Beschluss vom Verwaltungsgericht Stuttgart - 6 K 4778/03

Tenor

Auf die Erinnerung der Beigeladenen (Erinnerungsführerin) wird der Kostenfestsetzungsbeschluss des Urkundsbeamten vom 29. Juli 2004 aufgehoben, soweit darin keine volle Verhandlungsgebühr nach § 31 Abs. 1 Nr. 2 BRAGO berücksichtigt wird. Die Festsetzung der Verhandlungsgebühr wird dem Urkundsbeamten übertragen.
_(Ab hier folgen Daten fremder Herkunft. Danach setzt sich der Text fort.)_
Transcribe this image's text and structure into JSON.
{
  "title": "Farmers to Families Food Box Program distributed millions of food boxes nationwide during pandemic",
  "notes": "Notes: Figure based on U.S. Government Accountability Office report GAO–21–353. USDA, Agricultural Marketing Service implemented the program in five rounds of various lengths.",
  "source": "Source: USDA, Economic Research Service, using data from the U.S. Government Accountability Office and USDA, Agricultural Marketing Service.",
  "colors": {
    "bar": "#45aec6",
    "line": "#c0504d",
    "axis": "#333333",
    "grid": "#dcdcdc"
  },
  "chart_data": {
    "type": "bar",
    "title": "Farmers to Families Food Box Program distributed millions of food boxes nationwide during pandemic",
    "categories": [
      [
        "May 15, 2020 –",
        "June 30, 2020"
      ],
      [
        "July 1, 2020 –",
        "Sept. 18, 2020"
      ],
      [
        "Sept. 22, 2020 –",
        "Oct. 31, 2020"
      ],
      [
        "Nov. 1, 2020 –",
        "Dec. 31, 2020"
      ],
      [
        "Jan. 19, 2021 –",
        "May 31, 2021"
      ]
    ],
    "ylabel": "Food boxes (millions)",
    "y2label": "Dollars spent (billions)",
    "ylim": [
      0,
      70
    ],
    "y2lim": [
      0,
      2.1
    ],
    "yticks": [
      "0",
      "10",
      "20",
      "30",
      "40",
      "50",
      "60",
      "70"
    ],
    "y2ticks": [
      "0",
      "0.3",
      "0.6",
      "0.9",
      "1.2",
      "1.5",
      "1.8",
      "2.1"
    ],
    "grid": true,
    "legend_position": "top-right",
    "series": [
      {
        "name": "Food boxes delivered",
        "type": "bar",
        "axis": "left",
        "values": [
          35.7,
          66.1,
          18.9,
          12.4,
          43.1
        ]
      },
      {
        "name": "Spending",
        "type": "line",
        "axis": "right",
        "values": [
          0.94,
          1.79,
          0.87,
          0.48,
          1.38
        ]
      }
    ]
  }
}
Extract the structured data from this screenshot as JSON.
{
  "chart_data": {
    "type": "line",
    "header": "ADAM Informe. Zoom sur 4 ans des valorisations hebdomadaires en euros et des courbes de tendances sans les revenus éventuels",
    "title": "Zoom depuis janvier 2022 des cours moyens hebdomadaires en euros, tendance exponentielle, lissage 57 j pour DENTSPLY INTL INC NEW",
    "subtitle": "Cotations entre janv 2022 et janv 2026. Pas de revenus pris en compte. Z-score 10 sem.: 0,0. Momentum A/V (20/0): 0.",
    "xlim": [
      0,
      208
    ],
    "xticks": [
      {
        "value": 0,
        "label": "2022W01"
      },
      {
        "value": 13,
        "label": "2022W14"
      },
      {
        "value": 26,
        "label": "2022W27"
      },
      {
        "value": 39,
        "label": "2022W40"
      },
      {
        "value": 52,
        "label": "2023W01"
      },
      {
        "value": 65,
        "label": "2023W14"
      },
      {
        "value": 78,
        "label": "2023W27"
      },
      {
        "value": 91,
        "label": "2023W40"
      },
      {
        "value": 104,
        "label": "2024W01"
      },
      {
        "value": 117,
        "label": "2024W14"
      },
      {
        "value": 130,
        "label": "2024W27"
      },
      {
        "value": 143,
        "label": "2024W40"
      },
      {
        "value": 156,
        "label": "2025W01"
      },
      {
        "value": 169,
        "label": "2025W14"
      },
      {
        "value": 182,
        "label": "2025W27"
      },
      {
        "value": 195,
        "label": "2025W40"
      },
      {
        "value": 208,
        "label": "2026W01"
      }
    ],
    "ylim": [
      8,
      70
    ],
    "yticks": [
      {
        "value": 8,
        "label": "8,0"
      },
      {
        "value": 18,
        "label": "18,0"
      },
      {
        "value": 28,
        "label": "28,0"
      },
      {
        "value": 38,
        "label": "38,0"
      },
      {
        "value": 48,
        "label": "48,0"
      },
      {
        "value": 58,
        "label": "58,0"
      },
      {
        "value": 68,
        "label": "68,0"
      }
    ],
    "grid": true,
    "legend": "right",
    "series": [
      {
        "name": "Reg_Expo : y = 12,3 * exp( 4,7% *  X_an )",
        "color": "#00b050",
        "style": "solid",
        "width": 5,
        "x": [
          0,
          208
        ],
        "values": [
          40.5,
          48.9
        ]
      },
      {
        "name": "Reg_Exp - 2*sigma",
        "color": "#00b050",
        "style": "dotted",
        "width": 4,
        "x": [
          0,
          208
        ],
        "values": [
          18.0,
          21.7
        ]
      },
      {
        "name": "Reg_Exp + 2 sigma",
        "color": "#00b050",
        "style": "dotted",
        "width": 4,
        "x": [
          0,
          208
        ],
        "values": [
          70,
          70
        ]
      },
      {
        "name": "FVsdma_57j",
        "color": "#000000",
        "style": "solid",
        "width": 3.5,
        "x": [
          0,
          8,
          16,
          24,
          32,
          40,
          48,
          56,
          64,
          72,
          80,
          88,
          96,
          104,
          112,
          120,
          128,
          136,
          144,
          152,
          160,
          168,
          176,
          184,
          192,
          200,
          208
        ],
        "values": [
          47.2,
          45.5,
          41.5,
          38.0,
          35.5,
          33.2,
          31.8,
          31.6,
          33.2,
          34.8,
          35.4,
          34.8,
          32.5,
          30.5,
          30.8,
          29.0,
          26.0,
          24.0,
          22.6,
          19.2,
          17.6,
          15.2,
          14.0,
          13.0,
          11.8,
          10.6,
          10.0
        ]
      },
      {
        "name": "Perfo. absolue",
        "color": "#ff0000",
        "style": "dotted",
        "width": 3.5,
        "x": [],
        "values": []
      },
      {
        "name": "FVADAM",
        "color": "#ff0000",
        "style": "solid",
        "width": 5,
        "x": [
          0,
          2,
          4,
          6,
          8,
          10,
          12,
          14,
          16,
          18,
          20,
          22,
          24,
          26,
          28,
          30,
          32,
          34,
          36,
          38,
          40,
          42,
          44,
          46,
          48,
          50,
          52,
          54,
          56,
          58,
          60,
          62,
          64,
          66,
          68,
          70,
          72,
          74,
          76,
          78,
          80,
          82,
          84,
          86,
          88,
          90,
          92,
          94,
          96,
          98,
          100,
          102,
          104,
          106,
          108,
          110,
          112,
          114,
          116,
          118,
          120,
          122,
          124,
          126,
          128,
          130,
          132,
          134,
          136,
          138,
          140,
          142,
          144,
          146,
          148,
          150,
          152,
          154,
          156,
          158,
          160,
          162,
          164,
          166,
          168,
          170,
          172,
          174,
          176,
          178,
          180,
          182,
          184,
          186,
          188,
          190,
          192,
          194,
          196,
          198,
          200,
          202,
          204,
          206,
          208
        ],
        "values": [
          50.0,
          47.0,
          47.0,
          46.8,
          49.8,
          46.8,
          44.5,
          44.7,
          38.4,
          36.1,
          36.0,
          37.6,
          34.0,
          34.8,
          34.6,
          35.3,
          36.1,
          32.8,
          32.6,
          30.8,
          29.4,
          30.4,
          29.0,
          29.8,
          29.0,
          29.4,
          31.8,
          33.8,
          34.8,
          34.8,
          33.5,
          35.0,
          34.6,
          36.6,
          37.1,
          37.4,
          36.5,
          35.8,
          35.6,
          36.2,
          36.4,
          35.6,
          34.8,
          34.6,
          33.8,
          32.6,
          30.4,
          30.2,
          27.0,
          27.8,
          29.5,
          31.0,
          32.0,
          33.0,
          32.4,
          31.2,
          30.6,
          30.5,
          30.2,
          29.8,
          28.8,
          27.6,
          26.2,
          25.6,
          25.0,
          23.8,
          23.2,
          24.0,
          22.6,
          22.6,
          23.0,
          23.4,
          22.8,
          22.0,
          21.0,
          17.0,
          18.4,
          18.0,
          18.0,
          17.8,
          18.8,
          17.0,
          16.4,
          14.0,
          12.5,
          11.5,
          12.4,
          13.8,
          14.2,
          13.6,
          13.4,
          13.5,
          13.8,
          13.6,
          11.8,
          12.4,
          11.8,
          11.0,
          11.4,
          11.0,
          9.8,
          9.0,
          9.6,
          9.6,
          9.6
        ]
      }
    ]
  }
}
Der Kläger (Erinnerungsgegner) trägt die Kosten des Erinnerungsverfahrens.

Gründe

 
Die Erinnerung ist nach §§ 165, 151 VwGO zulässig; sie ist auch begründet. Dem Prozessbevollmächtigten der Beigeladenen steht die volle Verhandlungsgebühr zu (entsprechend § 31 Abs. 1 Nr. 2 BRAGO, vgl. hierzu die Übergangsvorschrift des § 61 RVG).
Durch das seit 27.07.2004 rechtskräftige Urteil des beschließenden Kammervorsitzenden vom 08.06.2004 wurden dem Kläger die Kosten des Verfahrens einschließlich der außergerichtlichen Kosten der Beigeladenen auferlegt. § 162 VwGO bestimmt, welche Kosten erstattungsfähig sind. Im vorliegenden Fall ist § 162 Abs. 1 VwGO einschlägig. Danach sind Kosten die Gerichtskosten und die zur zweckentsprechenden Rechtsverfolgung oder Rechtsverteidigung notwendigen Aufwendungen der Beteiligten einschließlich der Kosten des Vorverfahrens. § 162 Abs. 2 Satz 1 VwGO ist hingegen nicht anwendbar, da diese Vorschrift die Erstattungsfähigkeit der Gebühren und Auslagen eines Rechtsanwalts oder eines Angehörigen einer in der Vorschrift genannten anderen Berufsgruppe regelt, zu der Prof. Dr. ..., der die Beigeladene in der mündlichen Verhandlung vertreten hat, nicht gehört. Er ist vielmehr Professor an der Fachhochschule ... - Hochschule für öffentliche Verwaltung und Finanzen -, wo er u.a. im öffentlichen Baurecht tätig ist. Die Bedeutung des § 162 Abs. 2 Satz 1 VwGO erschöpft sich aber darin, dass diese Vorschrift für einen dort genannten Bevollmächtigten die Prüfung, ob seine Beauftragung zweckentsprechend war und ob die Aufwendungen für die Vertretung dem Umfang nach notwendig waren, entbehrlich macht. Nur in dieser Hinsicht, nicht aber bezüglich der grundsätzlichen Erstattungsfähigkeit der Aufwendungen für Bevollmächtigte stellt sich § 162 Abs. 2 Satz 1 VwGO als Ausnahmevorschrift zu § 162 Abs. 1 VwGO dar. Die Auslegungsregel, dass Ausnahmevorschriften grundsätzlich nicht erweiterungsfähig sind, hindert folglich nicht die Annahme, auch die an einem nicht in § 162 Abs. 2 Satz 1 VwGO erfassten Bevollmächtigten zu leistende Vergütung sei dem Grunde nach erstattungsfähig, wenn seine Beauftragung zweckentsprechend war (so zutreffend Bayerischer VGH, Beschluss vom 24.10.1991, NJW 1992, 853).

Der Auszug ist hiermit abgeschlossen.